SW-Verteilung über globales CDN | brainwaregroup.com

Tech Inside

Softwareverteilung über globales CDN

brainware. simply smart. your solution.

Softwareverteilung über globales CDN – weltweit, skalierbar, sicher

SW-Pakete beinhalten nicht ausschliesslich Applikationen wie «Office 365» oder «Notepad++», sondern häufig auch Konfigurationseinstellungen, Hintergrundbilder oder sonstige Daten. Derlei SW-Pakete sind in der Menge an zu übertragenden Bits und Bytes beliebig anzutreffen.

Ein Auszug aus der Praxis:

MS Windows Activation - UNI13 KB
Notepad++ 6 – MUI 4.0 MB
MS Visual Studio Enterprise 2015 - ENU3.9 GB

Bei einigen Kunden wurden auch schon SW-Pakete mit einem Dateninhalt von über 30 GB gesichtet, welche zum Beispiel Restore Images oder ein komplettes MSDN Archiv beinhalteten.
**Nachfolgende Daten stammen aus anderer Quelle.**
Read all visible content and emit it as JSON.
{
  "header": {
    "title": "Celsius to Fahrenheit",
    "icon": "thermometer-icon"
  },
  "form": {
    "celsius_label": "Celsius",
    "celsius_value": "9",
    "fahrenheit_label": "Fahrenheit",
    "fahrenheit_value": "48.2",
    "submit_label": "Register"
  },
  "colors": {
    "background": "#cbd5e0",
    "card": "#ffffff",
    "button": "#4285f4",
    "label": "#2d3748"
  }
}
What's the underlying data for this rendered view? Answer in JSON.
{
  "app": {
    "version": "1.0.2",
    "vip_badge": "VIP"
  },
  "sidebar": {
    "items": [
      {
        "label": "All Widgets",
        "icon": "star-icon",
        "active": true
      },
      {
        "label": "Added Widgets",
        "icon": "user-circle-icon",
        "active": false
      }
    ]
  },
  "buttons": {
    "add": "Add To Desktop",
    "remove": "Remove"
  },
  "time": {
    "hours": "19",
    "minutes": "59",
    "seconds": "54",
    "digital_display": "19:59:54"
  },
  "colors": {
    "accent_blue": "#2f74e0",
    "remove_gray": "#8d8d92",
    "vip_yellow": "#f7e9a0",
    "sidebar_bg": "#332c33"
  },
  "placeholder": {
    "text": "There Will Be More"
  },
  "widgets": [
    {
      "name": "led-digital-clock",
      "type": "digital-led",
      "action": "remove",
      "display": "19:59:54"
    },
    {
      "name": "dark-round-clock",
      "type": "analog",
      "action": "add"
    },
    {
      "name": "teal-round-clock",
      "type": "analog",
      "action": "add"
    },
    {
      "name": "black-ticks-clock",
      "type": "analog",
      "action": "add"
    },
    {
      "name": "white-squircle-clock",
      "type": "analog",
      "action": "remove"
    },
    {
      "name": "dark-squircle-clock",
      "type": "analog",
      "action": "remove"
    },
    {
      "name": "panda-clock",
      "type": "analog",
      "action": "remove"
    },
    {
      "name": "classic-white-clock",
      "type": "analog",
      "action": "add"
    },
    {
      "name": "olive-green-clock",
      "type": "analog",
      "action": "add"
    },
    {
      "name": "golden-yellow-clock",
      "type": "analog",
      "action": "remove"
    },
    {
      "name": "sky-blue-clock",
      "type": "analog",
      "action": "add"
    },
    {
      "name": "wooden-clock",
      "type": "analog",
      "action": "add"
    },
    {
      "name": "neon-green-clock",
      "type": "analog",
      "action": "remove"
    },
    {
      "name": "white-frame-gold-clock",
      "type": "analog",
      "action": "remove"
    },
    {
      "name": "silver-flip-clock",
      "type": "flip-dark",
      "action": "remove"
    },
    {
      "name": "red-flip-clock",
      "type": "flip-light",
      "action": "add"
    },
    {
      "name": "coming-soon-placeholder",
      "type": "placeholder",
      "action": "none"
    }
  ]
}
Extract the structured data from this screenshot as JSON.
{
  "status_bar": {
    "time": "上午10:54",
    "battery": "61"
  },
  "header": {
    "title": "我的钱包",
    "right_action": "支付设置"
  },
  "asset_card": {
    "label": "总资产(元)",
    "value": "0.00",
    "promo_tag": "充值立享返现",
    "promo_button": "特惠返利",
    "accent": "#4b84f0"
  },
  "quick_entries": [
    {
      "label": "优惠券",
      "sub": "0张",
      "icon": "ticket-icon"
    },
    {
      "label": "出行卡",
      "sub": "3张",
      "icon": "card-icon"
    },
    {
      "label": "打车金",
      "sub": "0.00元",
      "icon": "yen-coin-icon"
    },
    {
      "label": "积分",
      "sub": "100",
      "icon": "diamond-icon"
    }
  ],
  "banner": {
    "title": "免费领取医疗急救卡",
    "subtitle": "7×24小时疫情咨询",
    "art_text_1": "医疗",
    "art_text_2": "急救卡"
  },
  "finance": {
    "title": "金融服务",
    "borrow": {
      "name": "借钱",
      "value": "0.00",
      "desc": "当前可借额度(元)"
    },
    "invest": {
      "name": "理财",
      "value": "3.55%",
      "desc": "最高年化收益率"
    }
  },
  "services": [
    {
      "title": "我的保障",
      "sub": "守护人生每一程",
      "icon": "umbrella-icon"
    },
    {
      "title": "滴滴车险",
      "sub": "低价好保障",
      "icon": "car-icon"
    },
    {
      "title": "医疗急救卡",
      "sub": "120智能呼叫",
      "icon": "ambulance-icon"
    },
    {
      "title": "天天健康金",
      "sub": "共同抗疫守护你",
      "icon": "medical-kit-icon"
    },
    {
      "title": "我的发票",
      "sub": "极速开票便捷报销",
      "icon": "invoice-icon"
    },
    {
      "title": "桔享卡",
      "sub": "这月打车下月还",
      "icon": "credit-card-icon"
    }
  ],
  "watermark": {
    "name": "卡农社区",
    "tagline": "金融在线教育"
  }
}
Bereits die Lagerung von hunderten solcher SW-Pakete kann zu einer Herausforderung werden. Dank tiefen Einkaufspreisen für Harddisk Storage wird dies aber in der modernen IT-Strategie ausgeblendet.

Spannend wird die Verteilung solcher Brocken, wenn sich das Notebook ausserhalb des eigenen Netzwerks befindet. Nehmen wir nun an, dass wir mehrere Standorte innerhalb der Firma haben, auf welche alle SW-Pakete ebenfalls verfügbar sein müssen. Zusätzlich möchten man den Mitarbeitern, welche sich weltweit mobil bewegen, auch die Möglichkeit bieten, ihre Endgeräte aktuell und sicher zu halten.

Reduktion des Speicherplatzes

Columbus SW-Management bricht die einzelnen Dateien in Blöcke auf und speichert nur Blöcke, welche einmalig vorkommen, ab. Damit aus den Blöcken wieder ein komplettes SW-Paket hergestellt werden kann, wird in einem Bauplan festgehalten, welcher Block in welcher Reihenfolge für die Wiederherstellung des SW-Paketes benötigt wird. Der benötigte Speicherplatz für die Lagerung von SW-Paketen auf mehreren Servern in Niederlassungen kann damit reduziert werden.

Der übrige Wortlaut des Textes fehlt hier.